Gunther Schuller got a bum rap, and it’s time for some vindication. He had the audacity, back in the late ‘50s, to suggest that jazz musicians might find some fresh avenues to explore by incorporating classically-derived material and procedures into their usual modus operandi – and worse yet, he composed a few examples himself to show how it could be done, using renegade, untrustworthy improvisers like Ornette Coleman and Eric Dolphy alongside a string quartet. He even came up with a name for it: Third Stream. Maybe that was his mistake; once an idea has a name it becomes concrete, real, and dangerous to the status quo.
Third Stream music was attacked from the git-go, not so much for what it was, but what people feared it might be.
[Schuller] tried to deflect these misconceptions in a 1961 article entitled Third Stream” (reprinted in his Oxford University Press collection of essays, Musings), where he explained that Third Stream was not intended to replace, improve, or “legitimize” jazz at all, but that the whole point was to blend certain compatible aspects of jazz and classical music into a New Music that no longer was jazz or classical music, but something other.
The Transatlantic Art Ensemble is a combination of Mitchell’s Note Factory and Evan Parker’s Electroacoustic Ensemble (sans electronics). Mitchell’s “composed improvisations” exploit the rich textural possibilities of these fourteen master musicians. Track three is exemplary: beginning with a fully-notated and quirkily swinging ensemble passage, it develops across various rhythmic and instrumental combinations until yielding to Mitchell’s own solo saxophone excursion. From there it evolves into an ecstatic (yet somehow delicately controlled) free-jazz blow-out, building climaxes upon climaxes as each additional instrument gradually enters the fray. Just as you think it can’t get anymore intense, a beautiful chord appears signaling an extended coda to end.

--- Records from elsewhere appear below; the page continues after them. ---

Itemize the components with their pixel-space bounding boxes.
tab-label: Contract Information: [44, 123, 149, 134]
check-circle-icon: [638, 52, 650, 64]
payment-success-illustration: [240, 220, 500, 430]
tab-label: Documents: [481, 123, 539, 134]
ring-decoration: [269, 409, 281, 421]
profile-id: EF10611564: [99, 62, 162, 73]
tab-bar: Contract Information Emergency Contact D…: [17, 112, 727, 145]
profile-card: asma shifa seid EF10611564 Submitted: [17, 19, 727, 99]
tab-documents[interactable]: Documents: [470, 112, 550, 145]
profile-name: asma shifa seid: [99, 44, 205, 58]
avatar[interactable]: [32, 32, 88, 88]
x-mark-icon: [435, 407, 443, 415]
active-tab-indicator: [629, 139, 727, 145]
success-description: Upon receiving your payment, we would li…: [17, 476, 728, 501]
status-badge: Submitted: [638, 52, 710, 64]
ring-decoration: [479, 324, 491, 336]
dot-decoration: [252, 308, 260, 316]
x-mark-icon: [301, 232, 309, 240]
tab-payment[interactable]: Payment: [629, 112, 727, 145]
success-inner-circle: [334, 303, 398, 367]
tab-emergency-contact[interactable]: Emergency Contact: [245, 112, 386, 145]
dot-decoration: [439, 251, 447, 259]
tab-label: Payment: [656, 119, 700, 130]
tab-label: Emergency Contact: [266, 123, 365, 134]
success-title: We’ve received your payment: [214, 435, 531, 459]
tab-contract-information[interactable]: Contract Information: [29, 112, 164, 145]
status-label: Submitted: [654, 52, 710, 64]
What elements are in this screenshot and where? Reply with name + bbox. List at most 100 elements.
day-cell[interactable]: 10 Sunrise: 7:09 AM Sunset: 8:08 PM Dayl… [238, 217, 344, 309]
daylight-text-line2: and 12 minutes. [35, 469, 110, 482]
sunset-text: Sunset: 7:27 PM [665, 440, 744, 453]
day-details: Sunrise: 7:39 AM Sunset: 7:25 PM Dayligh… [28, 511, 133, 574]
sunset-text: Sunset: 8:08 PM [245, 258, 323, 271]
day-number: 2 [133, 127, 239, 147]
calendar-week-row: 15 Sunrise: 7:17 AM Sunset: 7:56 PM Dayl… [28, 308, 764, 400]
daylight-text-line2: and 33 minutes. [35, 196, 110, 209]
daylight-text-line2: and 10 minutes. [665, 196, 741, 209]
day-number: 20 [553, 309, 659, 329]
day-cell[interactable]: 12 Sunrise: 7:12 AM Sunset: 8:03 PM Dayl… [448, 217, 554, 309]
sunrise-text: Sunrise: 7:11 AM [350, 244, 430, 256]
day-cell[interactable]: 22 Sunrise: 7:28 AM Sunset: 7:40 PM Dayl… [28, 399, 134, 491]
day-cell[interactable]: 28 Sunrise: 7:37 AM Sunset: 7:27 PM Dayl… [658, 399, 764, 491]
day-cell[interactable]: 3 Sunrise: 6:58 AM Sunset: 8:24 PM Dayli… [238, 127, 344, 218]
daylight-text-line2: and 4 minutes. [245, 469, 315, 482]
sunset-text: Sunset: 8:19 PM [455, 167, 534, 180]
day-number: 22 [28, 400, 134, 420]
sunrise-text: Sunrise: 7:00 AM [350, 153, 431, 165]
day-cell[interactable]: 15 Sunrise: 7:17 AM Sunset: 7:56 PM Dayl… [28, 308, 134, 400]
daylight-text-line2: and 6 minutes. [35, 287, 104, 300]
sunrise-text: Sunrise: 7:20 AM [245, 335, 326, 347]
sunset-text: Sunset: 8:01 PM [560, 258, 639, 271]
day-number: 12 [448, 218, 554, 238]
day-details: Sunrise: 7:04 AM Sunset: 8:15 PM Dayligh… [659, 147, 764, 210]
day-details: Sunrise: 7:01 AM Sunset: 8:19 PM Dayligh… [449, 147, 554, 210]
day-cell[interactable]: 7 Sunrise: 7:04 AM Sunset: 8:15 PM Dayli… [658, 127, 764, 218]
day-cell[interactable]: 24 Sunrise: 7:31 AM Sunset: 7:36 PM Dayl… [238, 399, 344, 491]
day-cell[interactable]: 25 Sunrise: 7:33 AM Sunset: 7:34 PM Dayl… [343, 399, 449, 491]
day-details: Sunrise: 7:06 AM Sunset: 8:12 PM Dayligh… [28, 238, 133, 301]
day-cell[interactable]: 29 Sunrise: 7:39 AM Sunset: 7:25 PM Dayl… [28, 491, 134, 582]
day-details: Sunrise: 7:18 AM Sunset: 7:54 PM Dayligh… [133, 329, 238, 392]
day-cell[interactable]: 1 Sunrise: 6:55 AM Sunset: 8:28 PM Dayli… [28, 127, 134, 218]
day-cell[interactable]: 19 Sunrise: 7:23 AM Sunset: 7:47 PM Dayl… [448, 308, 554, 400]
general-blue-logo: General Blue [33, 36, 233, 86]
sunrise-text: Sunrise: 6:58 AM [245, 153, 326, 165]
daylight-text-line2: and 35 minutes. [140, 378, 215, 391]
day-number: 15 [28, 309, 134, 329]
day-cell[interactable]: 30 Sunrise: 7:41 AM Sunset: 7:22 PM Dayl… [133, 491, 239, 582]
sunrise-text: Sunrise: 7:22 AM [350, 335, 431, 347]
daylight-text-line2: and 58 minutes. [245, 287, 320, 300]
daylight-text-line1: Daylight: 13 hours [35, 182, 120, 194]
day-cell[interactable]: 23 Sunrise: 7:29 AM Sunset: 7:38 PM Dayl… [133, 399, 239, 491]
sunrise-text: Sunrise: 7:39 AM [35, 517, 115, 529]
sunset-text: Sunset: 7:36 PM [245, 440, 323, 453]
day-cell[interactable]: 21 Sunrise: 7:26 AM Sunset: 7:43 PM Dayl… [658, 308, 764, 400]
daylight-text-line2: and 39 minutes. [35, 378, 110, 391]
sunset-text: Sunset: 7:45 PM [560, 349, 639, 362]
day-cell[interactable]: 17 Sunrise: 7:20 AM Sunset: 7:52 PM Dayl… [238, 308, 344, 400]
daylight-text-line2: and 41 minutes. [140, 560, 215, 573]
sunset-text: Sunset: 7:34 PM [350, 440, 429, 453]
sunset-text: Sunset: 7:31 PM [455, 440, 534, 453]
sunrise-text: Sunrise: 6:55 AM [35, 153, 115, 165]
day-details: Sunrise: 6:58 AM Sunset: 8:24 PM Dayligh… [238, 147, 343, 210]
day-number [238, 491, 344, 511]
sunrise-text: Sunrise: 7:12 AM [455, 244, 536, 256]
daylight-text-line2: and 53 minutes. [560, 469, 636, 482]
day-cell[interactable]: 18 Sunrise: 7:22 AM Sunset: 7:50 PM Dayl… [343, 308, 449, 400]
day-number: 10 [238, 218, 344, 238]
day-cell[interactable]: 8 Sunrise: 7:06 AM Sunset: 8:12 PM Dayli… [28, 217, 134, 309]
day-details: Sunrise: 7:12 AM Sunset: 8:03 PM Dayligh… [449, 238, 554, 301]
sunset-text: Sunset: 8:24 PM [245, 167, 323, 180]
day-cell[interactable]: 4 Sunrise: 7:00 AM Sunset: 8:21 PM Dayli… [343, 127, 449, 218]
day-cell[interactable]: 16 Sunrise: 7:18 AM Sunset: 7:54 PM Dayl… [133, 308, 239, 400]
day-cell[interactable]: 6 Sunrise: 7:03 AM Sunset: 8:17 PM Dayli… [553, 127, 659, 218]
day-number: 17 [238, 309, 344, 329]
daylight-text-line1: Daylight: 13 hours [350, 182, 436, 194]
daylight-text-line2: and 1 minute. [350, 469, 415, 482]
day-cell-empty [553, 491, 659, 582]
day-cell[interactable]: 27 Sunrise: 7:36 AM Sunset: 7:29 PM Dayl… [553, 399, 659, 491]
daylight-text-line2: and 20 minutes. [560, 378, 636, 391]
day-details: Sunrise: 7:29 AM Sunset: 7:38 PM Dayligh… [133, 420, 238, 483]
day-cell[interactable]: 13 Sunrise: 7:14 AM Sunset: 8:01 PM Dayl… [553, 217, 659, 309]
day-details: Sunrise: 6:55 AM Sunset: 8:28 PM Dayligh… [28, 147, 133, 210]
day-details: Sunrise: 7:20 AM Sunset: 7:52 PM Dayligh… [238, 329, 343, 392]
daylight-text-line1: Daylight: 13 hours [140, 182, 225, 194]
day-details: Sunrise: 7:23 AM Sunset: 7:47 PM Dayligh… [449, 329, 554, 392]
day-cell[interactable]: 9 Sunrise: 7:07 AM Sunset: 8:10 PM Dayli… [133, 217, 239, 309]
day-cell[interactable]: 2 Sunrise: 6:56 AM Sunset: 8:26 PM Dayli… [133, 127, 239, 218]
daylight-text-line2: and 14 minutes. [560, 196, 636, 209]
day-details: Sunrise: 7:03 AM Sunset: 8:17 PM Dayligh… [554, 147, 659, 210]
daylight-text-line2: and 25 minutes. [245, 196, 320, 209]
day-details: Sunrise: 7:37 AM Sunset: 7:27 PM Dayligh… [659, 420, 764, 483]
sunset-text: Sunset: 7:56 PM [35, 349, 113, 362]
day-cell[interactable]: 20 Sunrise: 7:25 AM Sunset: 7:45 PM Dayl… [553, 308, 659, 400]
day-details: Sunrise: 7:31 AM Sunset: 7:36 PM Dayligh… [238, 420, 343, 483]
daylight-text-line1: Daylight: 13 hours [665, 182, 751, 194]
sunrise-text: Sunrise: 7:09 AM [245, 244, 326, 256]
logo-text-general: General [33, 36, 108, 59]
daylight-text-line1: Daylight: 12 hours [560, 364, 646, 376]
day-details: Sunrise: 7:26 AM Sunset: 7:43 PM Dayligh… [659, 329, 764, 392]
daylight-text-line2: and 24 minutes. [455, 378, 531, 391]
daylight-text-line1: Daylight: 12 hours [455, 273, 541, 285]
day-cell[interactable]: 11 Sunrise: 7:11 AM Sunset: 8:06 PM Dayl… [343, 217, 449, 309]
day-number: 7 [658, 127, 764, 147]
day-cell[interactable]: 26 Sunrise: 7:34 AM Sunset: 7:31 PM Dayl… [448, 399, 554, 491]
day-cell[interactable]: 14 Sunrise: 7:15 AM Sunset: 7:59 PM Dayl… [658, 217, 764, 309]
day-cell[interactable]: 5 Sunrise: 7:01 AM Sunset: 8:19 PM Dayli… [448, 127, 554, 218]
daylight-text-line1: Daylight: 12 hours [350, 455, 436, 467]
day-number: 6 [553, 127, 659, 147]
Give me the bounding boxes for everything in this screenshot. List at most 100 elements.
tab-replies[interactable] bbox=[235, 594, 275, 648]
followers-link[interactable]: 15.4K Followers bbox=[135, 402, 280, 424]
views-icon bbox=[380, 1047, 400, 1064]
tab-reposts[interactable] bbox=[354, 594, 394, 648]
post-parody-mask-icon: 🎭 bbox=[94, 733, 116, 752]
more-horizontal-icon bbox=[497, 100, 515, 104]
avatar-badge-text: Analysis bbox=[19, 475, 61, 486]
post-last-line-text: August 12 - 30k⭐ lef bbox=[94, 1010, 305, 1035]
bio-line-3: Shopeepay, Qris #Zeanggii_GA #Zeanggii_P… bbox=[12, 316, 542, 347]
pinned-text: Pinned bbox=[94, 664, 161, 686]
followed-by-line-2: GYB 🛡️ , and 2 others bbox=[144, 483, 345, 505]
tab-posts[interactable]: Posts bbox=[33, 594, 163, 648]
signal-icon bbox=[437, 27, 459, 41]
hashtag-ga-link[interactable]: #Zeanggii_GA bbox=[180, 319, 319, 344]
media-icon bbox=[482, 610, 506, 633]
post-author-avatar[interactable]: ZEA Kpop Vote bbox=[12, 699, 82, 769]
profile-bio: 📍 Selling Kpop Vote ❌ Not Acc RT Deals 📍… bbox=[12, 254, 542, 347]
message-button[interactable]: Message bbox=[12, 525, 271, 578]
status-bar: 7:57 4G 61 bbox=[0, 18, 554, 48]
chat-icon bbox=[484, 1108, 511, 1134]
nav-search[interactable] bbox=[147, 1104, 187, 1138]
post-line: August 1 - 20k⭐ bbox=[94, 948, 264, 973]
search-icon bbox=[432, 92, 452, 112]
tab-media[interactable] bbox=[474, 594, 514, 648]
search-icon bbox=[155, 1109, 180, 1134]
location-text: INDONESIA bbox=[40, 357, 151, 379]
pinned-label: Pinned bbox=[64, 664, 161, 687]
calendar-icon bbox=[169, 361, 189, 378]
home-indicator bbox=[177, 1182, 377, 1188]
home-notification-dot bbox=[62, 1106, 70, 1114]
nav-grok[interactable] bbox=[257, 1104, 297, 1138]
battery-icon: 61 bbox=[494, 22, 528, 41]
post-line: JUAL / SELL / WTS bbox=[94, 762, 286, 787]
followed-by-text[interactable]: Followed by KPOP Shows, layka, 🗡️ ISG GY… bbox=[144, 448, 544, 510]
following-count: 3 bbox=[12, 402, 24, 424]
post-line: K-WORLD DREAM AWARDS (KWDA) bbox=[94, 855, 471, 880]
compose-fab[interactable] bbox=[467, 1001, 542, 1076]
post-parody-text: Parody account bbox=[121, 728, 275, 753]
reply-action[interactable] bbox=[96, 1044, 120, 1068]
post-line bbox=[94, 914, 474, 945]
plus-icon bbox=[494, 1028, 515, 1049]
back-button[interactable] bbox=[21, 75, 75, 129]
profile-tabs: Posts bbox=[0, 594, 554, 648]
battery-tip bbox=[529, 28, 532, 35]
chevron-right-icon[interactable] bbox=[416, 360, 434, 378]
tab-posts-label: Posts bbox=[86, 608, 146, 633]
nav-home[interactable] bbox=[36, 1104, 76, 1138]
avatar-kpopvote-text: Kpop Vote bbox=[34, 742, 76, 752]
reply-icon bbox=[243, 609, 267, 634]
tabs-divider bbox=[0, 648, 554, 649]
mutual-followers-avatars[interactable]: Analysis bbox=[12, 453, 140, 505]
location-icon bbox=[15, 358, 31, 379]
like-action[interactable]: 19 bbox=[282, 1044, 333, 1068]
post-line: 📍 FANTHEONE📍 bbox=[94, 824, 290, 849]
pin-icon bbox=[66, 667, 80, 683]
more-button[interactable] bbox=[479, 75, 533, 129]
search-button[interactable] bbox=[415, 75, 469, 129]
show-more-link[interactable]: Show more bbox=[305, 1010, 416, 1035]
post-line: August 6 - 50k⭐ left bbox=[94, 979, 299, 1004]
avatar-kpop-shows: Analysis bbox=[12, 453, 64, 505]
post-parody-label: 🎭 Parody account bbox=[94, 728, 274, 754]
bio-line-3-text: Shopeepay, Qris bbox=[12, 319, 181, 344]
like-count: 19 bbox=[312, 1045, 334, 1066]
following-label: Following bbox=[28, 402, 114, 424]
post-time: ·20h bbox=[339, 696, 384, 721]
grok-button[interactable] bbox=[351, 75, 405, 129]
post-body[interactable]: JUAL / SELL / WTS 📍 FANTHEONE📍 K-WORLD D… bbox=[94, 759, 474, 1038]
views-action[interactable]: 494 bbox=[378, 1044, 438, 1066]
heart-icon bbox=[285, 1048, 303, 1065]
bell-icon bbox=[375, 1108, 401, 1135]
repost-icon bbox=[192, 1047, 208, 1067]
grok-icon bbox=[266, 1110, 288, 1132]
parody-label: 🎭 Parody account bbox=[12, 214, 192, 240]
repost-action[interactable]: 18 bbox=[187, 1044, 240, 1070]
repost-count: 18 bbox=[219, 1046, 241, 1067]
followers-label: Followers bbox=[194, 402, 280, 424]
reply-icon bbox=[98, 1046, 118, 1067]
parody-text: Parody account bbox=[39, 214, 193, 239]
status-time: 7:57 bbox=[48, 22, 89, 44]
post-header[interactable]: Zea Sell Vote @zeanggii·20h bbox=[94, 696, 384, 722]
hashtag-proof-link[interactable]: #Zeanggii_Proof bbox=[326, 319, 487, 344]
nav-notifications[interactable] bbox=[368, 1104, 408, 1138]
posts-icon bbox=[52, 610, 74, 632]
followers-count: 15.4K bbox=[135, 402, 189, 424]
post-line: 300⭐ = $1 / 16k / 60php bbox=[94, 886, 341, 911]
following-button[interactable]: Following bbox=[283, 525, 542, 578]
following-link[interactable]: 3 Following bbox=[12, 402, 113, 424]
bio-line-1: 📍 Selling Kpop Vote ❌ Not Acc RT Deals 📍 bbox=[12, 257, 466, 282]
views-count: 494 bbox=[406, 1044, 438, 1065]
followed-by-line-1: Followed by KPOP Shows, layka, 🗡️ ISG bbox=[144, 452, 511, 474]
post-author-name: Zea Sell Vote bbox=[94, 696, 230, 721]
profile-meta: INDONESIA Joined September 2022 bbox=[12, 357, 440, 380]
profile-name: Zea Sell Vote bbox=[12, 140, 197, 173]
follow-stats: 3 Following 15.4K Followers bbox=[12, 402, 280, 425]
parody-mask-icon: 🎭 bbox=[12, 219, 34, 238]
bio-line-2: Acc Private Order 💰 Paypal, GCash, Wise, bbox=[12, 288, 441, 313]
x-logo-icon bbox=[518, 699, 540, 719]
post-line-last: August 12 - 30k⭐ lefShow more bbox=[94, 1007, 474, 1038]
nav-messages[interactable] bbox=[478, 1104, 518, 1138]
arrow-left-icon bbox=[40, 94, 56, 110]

The first time I heard this was a hair-raising experience. I literally felt like the guy in the Maxell ad, pinned to the sofa. The whole thing is beautifully recorded by producer Steve Lake and it sounds especially good at a realistic volume level, if you know what I mean.
Neither one of the available terms, “jazz” nor “classical”, fits this music’s true ambition and scope. “Third Stream” will have to do. Let’s give it some respect.